The upper section 1890 of the sliding sleeve 1870 provides a
downwardly facing shoulder 1998 and an inclined upwardly facing
shoulder 1810 providing a profile for receiving the operative
elements of a setting tool of conventional design so the sliding
sleeve 1870 may be shifted from the stowing position of FIG. 3 to
the position of FIG. 4, allowing the valve member 18356 to move to
its operative position.
The siding sleeve 1870 includes a lower section 1812 of smaller
external diameter than the upper section 1890 thereby providing the
cavity 1888 for the flapper valve member 1836. In the down or
stowing position, the sliding sleeve 1870 seals against the lower
section 1872 of the tubular housing 1868 so that cement or other
materials do not enter the cavity 1888 and interfere with operation
of the flapper valve member 1836.
The flapper valve member 1836 and any or all of the structural
elements of the flapper valve assembly 1830 may be made of any of
the degradable materials disclosed herein, including polyglycolic
acid. Further details of the structure and function of the flapper
valve assembly may be found in U.S. Pat.

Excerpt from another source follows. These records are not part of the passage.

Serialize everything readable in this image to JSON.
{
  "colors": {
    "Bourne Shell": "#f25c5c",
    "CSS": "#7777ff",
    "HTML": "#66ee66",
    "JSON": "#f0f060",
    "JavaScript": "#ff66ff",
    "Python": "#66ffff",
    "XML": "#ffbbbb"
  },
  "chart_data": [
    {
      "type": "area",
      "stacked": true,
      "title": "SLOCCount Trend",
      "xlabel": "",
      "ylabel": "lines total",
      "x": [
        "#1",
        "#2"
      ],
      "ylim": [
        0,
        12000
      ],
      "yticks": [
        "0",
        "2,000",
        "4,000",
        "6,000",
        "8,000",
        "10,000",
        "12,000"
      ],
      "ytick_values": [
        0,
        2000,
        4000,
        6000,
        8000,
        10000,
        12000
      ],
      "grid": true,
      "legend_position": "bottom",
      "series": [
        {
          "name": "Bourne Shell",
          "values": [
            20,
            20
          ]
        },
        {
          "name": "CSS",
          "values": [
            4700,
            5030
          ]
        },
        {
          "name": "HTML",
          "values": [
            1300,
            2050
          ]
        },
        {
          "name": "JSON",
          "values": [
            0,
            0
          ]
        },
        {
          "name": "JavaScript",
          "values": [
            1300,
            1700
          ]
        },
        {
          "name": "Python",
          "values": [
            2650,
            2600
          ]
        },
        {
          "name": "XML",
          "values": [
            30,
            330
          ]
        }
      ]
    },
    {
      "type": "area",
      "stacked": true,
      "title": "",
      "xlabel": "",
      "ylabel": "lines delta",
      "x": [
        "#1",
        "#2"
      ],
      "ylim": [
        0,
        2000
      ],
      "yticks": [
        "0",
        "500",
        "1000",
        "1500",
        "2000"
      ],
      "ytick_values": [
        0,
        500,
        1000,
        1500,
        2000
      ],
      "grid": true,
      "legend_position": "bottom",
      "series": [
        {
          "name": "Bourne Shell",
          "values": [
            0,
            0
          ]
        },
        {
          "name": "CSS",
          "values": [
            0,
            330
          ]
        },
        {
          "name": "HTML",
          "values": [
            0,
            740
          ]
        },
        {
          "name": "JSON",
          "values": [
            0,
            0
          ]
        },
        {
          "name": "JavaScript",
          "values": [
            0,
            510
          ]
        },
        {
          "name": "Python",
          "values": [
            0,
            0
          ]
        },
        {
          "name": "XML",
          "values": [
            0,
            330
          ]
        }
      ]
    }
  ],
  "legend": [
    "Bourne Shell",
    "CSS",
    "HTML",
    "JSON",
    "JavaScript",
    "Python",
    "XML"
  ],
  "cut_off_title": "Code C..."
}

No. 7,287,596,
incorporated herein by reference. Use of a flapper valve member
which degrades advantageously eliminates the need to mechanically
remove the flapper valve member, such as with a rod, ball or
drilling out.
In specific embodiments, the structural elements set forth herein
are configured to be made from a high molecular weight polymer,
including repeating PGA monomers include the tools seen in FIGS.
1-14 or FIG. 19, or those set forth in Magnum Oil Tools
International's Catalog, on pages C-1 through L-17, which are
incorporated herein by reference.
While measured numerical values stated here are intended to be
accurate, unless otherwise indicated the numerical values stated
here are primarily exemplary of values that are expected. Actual
numerical values in the field may vary depending upon the
particular structures, compositions, properties, and conditions
sought, used, and encountered. While the subject of this
specification has been described in connection with one or more
exemplary embodiments, it is not intended to limit the claims to
the particular forms set forth. On the contrary, the appended
claims are intended to cover such alternatives, modifications and
equivalents as may be included within their spirit and scope.